TRANSPORT BEHAVIOR OF SILVER IN HIGH-TEMPERATURE GAS-COOLED REACTORS

High-temperature gas-cooled reactor (HTGR) is characterized by inherent safety, superior proliferation resistance, and high efficiency, with a promising prospect on electric power product and high-temperature heat and hydrogen production. The enhanced safety mostly relies on the good retention of tristructural-isotropic (TRISO) coated fuel particles for fission products. Most radioactive nuclides are retained in the fuel element dispersed with a large amount of TRISO coated fuel particles during normal and off-normal transients.

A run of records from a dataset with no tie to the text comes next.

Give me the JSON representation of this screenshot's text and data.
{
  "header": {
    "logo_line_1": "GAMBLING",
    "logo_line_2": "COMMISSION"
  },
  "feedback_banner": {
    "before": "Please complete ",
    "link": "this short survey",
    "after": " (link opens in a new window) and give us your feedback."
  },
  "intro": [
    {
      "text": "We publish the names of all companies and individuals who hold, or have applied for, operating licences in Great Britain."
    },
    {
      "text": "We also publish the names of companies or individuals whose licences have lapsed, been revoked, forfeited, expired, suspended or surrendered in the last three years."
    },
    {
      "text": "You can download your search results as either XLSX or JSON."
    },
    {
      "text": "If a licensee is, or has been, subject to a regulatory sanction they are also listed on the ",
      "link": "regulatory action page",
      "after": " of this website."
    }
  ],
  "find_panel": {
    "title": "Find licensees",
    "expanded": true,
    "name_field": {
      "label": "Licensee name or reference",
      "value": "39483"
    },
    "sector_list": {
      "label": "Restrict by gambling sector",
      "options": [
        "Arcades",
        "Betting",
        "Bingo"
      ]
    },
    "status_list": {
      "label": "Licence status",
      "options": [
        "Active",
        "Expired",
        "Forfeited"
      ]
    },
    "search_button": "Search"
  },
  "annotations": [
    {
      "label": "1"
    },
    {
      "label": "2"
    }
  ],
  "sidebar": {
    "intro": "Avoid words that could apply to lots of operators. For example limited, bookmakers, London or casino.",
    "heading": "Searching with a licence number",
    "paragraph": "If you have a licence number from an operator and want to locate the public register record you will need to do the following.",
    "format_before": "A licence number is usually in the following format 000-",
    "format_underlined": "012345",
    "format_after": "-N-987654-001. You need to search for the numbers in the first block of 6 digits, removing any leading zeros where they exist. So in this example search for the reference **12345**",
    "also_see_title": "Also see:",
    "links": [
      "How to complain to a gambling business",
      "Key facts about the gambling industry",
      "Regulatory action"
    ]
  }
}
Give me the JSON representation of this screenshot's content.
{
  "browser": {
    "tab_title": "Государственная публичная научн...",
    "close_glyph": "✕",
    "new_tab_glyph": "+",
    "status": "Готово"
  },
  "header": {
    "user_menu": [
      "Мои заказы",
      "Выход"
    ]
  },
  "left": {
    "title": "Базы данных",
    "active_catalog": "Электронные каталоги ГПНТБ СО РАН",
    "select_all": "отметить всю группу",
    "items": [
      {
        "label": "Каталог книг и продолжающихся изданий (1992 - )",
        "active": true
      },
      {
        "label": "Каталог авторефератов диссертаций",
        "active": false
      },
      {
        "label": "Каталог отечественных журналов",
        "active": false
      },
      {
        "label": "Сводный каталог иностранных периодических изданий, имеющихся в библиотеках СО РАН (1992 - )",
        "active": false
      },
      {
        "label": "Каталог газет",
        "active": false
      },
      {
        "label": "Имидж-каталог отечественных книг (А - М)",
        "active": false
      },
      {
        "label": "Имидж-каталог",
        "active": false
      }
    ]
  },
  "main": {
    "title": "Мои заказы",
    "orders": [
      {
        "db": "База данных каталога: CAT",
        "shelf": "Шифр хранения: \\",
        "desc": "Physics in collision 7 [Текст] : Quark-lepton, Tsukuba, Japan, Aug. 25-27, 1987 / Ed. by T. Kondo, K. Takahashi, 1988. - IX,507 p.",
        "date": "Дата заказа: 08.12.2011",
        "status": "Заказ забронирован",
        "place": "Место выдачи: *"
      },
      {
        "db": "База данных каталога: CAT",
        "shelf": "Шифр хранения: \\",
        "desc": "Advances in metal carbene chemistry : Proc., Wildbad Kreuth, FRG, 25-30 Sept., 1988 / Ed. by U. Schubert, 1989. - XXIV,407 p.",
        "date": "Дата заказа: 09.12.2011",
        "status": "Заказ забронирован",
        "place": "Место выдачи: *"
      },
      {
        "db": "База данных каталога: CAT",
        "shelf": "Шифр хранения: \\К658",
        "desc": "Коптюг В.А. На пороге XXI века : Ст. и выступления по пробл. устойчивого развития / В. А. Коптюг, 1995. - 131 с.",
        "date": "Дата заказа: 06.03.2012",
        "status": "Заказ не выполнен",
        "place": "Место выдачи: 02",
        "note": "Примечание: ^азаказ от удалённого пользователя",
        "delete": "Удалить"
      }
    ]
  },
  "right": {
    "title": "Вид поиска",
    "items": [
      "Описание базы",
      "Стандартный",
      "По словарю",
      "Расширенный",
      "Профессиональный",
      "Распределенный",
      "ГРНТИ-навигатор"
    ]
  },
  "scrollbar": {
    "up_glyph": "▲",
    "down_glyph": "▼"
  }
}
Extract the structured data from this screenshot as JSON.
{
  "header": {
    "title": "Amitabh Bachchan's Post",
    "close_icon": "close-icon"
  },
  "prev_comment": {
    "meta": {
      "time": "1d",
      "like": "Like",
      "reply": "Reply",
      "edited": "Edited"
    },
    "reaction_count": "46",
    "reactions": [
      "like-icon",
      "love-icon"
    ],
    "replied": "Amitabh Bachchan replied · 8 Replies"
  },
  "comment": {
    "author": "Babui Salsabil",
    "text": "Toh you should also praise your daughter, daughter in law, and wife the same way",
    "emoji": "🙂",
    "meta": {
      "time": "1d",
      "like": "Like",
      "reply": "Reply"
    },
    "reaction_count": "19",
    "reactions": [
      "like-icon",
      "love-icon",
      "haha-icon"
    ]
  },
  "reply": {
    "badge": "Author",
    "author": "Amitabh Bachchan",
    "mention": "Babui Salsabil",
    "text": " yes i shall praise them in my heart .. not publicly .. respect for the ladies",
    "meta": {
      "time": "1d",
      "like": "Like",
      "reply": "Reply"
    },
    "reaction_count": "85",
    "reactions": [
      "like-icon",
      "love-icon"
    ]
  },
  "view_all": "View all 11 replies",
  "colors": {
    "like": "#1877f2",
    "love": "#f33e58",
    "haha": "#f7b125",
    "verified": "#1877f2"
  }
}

However, silver can pass through the intact TRISO coated fuel particle and this has been reported by researchers worldwide. Numerous studies have focused on the migration of silver and tried to interpret its unique behavior. Additionally, several theories have been proposed and abnormal occurrences have been ascribed to excess silicon, chemical degradation of SiC, grain boundaries, long columnar grains, nano-pores, nano-cracks, re-wetting process, lattice diffusions, and so on. However, this problem has not been completely solved so far. This paper introduces the general diffusion theory for fission products in the spherical particle, reviews recent theoretical models and mechanisms on silver migration and discusses the diffusion features of silver under different mechanisms. Based on the current investigations, several suggestions have been posed to end debate on silver migration in SiC. These suggestions can lay a good foundation for further studies on migration behavior of silver.